しかし、現実に我々が接する学生の多くは初等教育の時期にいわゆる「ハ調読み」又は「白鍵読み」の教育を受けた結果、一見絶対音感のように見えるが完全な絶対音感ではなく、単に音名と階名の区別が学習されていないだけの未熟な状態であることが観察できる。彼らにとって「ドレミ・・」は単なる歌詞に過ぎず、「ラララ・・」と歌っているのと大差ない。
また、完璧な絶対音感を持ちながらも自在に何調へでも移調したり、即興的な伴奏をつけられる理想的な者もいる。従って絶対音感が相対音感の成長を妨げるものでないことは明らかである。要するに絶対音感者の殆どがそれに依存しすぎてそれ以上の成長が止まってしまったと考えられる。

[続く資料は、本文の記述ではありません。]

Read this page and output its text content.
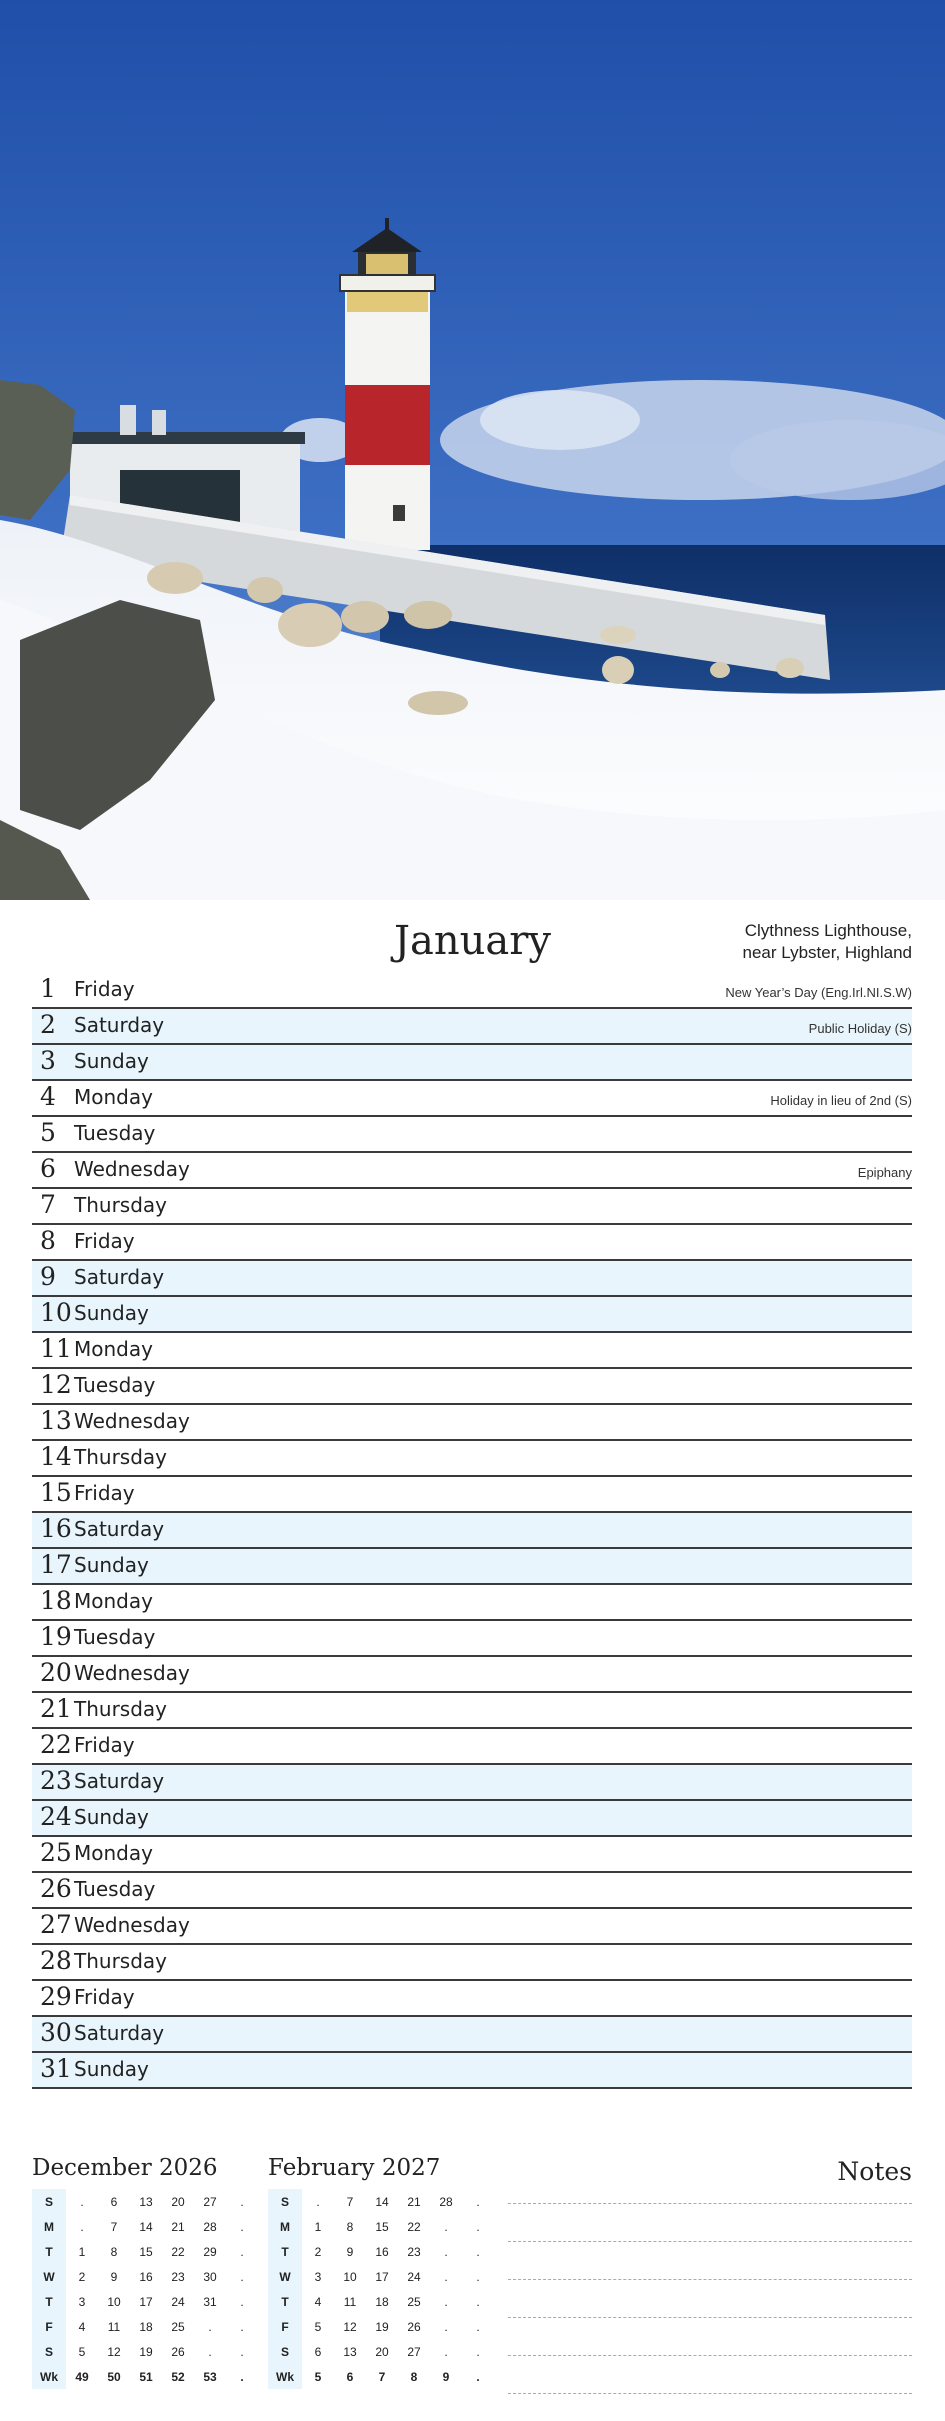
January	Clythness Lighthouse,
near Lybster, Highland
1 Friday	New Year’s Day (Eng.Irl.NI.S.W)
2 Saturday	Public Holiday (S)
3 Sunday
4 Monday	Holiday in lieu of 2nd (S)
5 Tuesday
6 Wednesday	Epiphany
7 Thursday
8 Friday
9 Saturday
10 Sunday
11 Monday
12 Tuesday
13 Wednesday
14 Thursday
15 Friday
16 Saturday
17 Sunday
18 Monday
19 Tuesday
20 Wednesday
21 Thursday
22 Friday
23 Saturday
24 Sunday
25 Monday
26 Tuesday
27 Wednesday
28 Thursday
29 Friday
30 Saturday
31 Sunday
December 2026
S	.	6	13	20	27	.
M	.	7	14	21	28	.
T	1	8	15	22	29	.
W	2	9	16	23	30	.
T	3	10	17	24	31	.
F	4	11	18	25	.	.
S	5	12	19	26	.	.
Wk	49	50	51	52	53	.
February 2027
S	.	7	14	21	28	.
M	1	8	15	22	.	.
T	2	9	16	23	.	.
W	3	10	17	24	.	.
T	4	11	18	25	.	.
F	5	12	19	26	.	.
S	6	13	20	27	.	.
Wk	5	6	7	8	9	.
Notes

我々が知らない異国の言葉を聞くとき、何とかひらがなやカタカナに当てはめようとして聞く。このとき50音に無い音の場合無理矢理に近い音をあてはめる。Americanをメリケンというように少々の無理を承知でかなにしてしまうのである。これは我々が50音以外のスキーマを持たないからである。兵庫県のある地方では「ぜ」と「で」の発音が区別できない人たちがいる。この人たちは「全部」を「でんぶ」と発音するが、かなで書かせると「ぜんぶ」と書く。そしてこれを無理に矯正しようとすると大混乱に陥る。この場合も「ぜ」と「で」の発音上のスキーマが同じであることから起こるものである。

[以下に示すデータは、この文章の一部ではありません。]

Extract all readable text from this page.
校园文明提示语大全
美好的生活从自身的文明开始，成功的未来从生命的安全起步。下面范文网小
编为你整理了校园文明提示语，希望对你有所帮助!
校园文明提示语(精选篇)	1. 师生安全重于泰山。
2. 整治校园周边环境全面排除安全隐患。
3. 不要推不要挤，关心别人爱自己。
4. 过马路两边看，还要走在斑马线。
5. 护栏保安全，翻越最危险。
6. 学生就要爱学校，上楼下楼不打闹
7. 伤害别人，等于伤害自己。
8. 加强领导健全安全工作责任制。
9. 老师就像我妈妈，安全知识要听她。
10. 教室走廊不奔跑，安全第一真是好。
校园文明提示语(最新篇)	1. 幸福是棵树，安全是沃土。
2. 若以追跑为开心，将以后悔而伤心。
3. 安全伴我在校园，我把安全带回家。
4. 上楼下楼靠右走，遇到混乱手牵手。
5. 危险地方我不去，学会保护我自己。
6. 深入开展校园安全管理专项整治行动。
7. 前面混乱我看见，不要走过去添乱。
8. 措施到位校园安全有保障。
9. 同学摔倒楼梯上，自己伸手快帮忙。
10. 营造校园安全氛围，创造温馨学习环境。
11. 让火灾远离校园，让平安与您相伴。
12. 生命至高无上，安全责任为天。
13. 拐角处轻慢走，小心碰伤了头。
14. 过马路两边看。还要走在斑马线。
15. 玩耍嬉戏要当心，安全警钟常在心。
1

同様に、最初に形成される音高スキーマが「ドレミ」なのか「ハニホ」なのかで混乱が生じるのである。これは大変重要な問題であると提起したい。
(2)単なる条件反射的な適応能力として聴音やソルフェージュを行っていないか。
フラッシュ・カードと呼ばれるカードの五線上に音符が一つだけ書かれたものがある。このカードを一瞬子どもに見せて反射的に「ドレミ・・」を言わせるものである。読譜力を高める目的で考案されたものであるが、反射的な言葉は出るがその音高つまりピッチは出されないことが多い。このことは、絶対音感の有る無しにかかわらず子どもの早期教育にとって危険な学習であると言える。即ち絶対音高であれ相対音高であれ実音を伴わない反射的行為は非音楽的である。

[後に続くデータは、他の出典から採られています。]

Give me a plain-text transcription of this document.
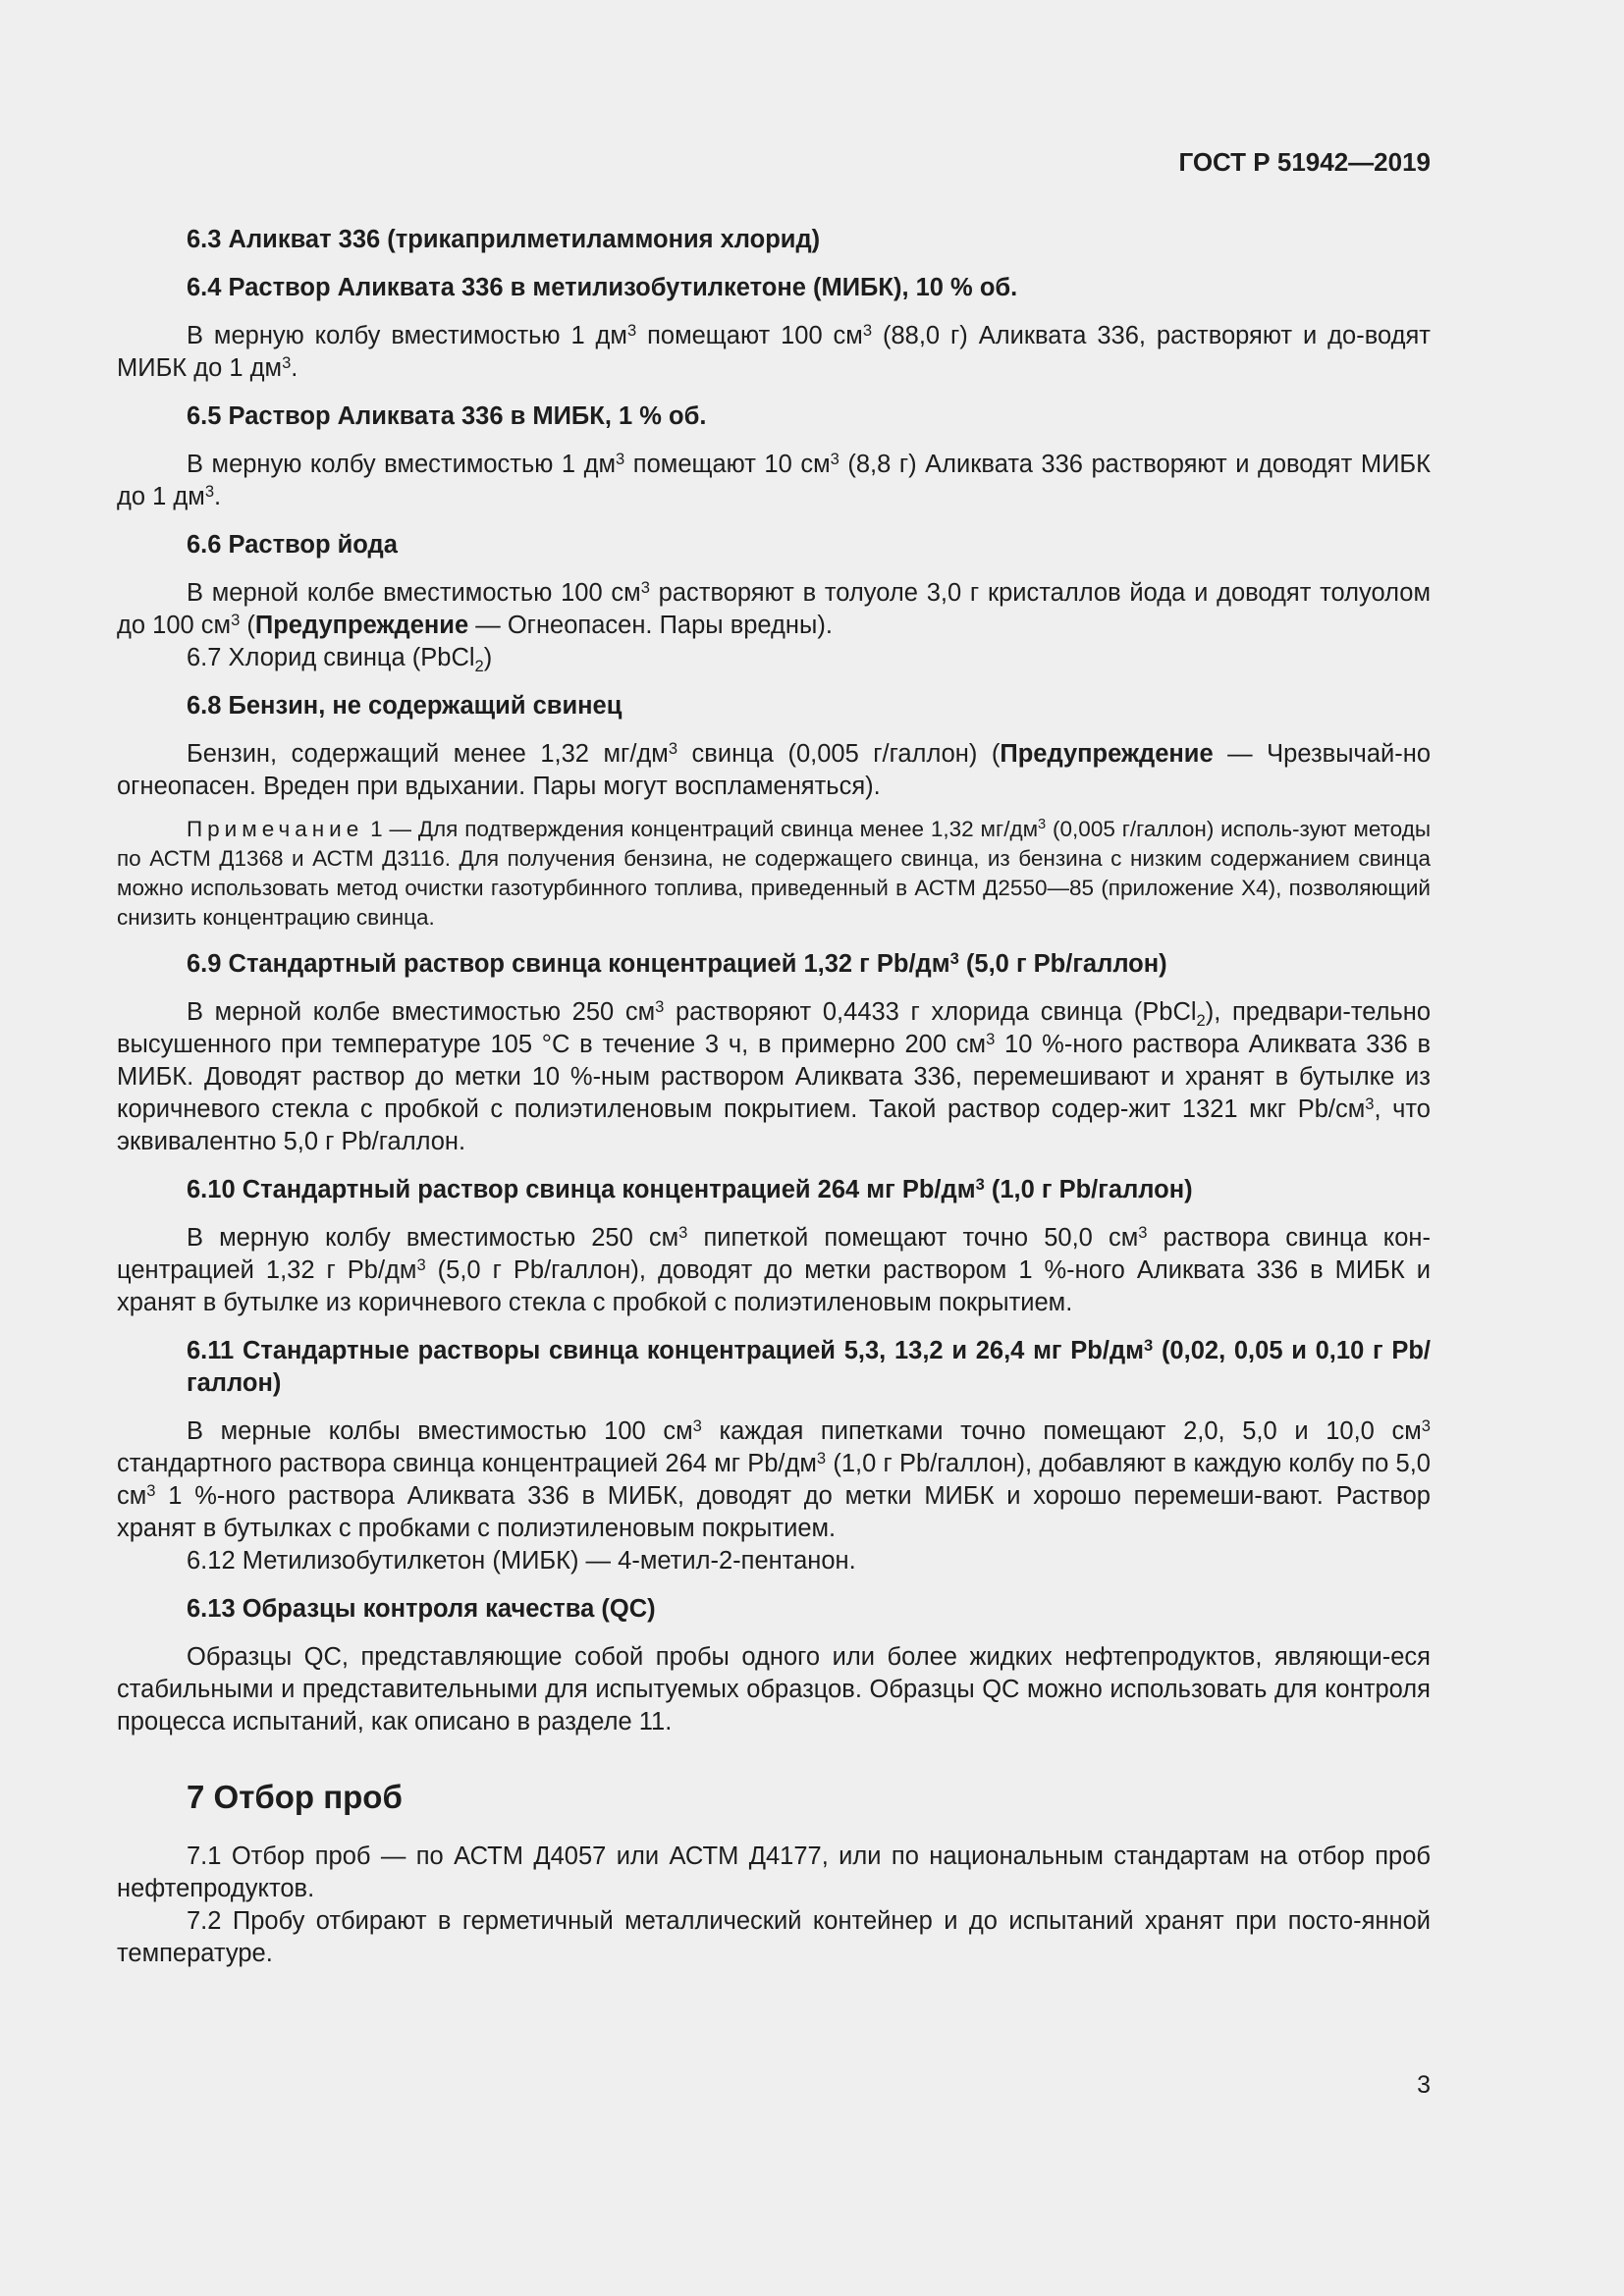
ГОСТ Р 51942—2019

6.3 Аликват 336 (трикаприлметиламмония хлорид)

6.4 Раствор Аликвата 336 в метилизобутилкетоне (МИБК), 10 % об.

В мерную колбу вместимостью 1 $дм^3$ помещают 100 $см^3$ (88,0 г) Аликвата 336, растворяют и до-водят МИБК до 1 $дм^3$.

6.5 Раствор Аликвата 336 в МИБК, 1 % об.

В мерную колбу вместимостью 1 $дм^3$ помещают 10 $см^3$ (8,8 г) Аликвата 336 растворяют и доводят МИБК до 1 $дм^3$.

6.6 Раствор йода

В мерной колбе вместимостью 100 $см^3$ растворяют в толуоле 3,0 г кристаллов йода и доводят толуолом до 100 $см^3$ (Предупреждение — Огнеопасен. Пары вредны).

6.7 Хлорид свинца (PbCl$_2$)

6.8 Бензин, не содержащий свинец

Бензин, содержащий менее 1,32 $мг/дм^3$ свинца (0,005 г/галлон) (Предупреждение — Чрезвычай-но огнеопасен. Вреден при вдыхании. Пары могут воспламеняться).

Примечание 1 — Для подтверждения концентраций свинца менее 1,32 $мг/дм^3$ (0,005 г/галлон) исполь-зуют методы по АСТМ Д1368 и АСТМ Д3116. Для получения бензина, не содержащего свинца, из бензина с низким содержанием свинца можно использовать метод очистки газотурбинного топлива, приведенный в АСТМ Д2550—85 (приложение X4), позволяющий снизить концентрацию свинца.

6.9 Стандартный раствор свинца концентрацией 1,32 г $Pb/дм^3$ (5,0 г Pb/галлон)

В мерной колбе вместимостью 250 $см^3$ растворяют 0,4433 г хлорида свинца (PbCl$_2$), предвари-тельно высушенного при температуре 105 °C в течение 3 ч, в примерно 200 $см^3$ 10 %-ного раствора Аликвата 336 в МИБК. Доводят раствор до метки 10 %-ным раствором Аликвата 336, перемешивают и хранят в бутылке из коричневого стекла с пробкой с полиэтиленовым покрытием. Такой раствор содер-жит 1321 мкг $Pb/см^3$, что эквивалентно 5,0 г Pb/галлон.

6.10 Стандартный раствор свинца концентрацией 264 мг $Pb/дм^3$ (1,0 г Pb/галлон)

В мерную колбу вместимостью 250 $см^3$ пипеткой помещают точно 50,0 $см^3$ раствора свинца кон-центрацией 1,32 г $Pb/дм^3$ (5,0 г Pb/галлон), доводят до метки раствором 1 %-ного Аликвата 336 в МИБК и хранят в бутылке из коричневого стекла с пробкой с полиэтиленовым покрытием.

6.11 Стандартные растворы свинца концентрацией 5,3, 13,2 и 26,4 мг $Pb/дм^3$ (0,02, 0,05 и 0,10 г Pb/галлон)

В мерные колбы вместимостью 100 $см^3$ каждая пипетками точно помещают 2,0, 5,0 и 10,0 $см^3$ стандартного раствора свинца концентрацией 264 мг $Pb/дм^3$ (1,0 г Pb/галлон), добавляют в каждую колбу по 5,0 $см^3$ 1 %-ного раствора Аликвата 336 в МИБК, доводят до метки МИБК и хорошо перемеши-вают. Раствор хранят в бутылках с пробками с полиэтиленовым покрытием.

6.12 Метилизобутилкетон (МИБК) — 4-метил-2-пентанон.

6.13 Образцы контроля качества (QC)

Образцы QC, представляющие собой пробы одного или более жидких нефтепродуктов, являющи-еся стабильными и представительными для испытуемых образцов. Образцы QC можно использовать для контроля процесса испытаний, как описано в разделе 11.

7 Отбор проб

7.1 Отбор проб — по АСТМ Д4057 или АСТМ Д4177, или по национальным стандартам на отбор проб нефтепродуктов.

7.2 Пробу отбирают в герметичный металлический контейнер и до испытаний хранят при посто-янной температуре.

3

音楽は連続する単音の相対関係であって、単音ごとに意味があるケースは極めて希である。瞬間ごとの音ではなく連続された音に初めて旋律としての機能があるのが普通である。その意味でフラッシュ・カードのように瞬間瞬間を条件反射的に「ドレミ・・」で言わせても意味がない。単音にも調や音階構成音としての機能があるわけで、単音といえどもそれを意識させる教育がなされなければならない。機械的な条件反射は適応力とは言えるが音楽的な能力の成長の妨げになることは明白である。
音階とその構成音の機能に裏付けられた「西洋音楽」の理論は日本の伝統音楽にも存在し、他国の民族音楽にも存在する。いかなる国の音楽にも音階とその構成音の機能は存在し、日本の音階でも「壱越・断金・平調・勝絶・下無・双調・鳧鐘・黄鐘・鸞鏡・磐渉・神仙・上無」、中国では「黄鐘・大呂・太簇・夾鐘・姑洗・仲呂・すい賓・林鐘・夷則・南呂・無射・応鐘」がそれぞれ西洋の「D,Dis,E,F,Fis,G,Gis,A,B,H,C,
Cis」 に該当する音名として使われてきた。
また中国では階名として機能する「宮・商・角・徴・羽」いわゆる五声が存在していたが、遣唐使たちの輸入時に「調」や機能和声の概念のない日本人には必要のないものとなり、以来1200年以上に渉り日本人は音名を階名として用いたり、唱歌(しょうが)と称するソルフェージュを利用してきた。 明治以降「ひ・ふ・み唱」なども試みられたが現在では誰も使えない。さらに機能和声に代わる鍵盤和声によるコードネームの普及は一層、音階の機能のスキーマ形成の妨げとなっている。アメリカの黒人たちがJazzの世界で活躍していることは良く知られていることであるが、彼らの殆どが楽譜を読めない。しかも彼らの殆どが絶対音感を持たない。にもかかわらず彼らは自在にどんな調でも即興演奏ができる。何十年クラシック音楽をやったピアニストでもできないのが普通であることが特別な教育を受けたわけでもない彼らにはできるのである。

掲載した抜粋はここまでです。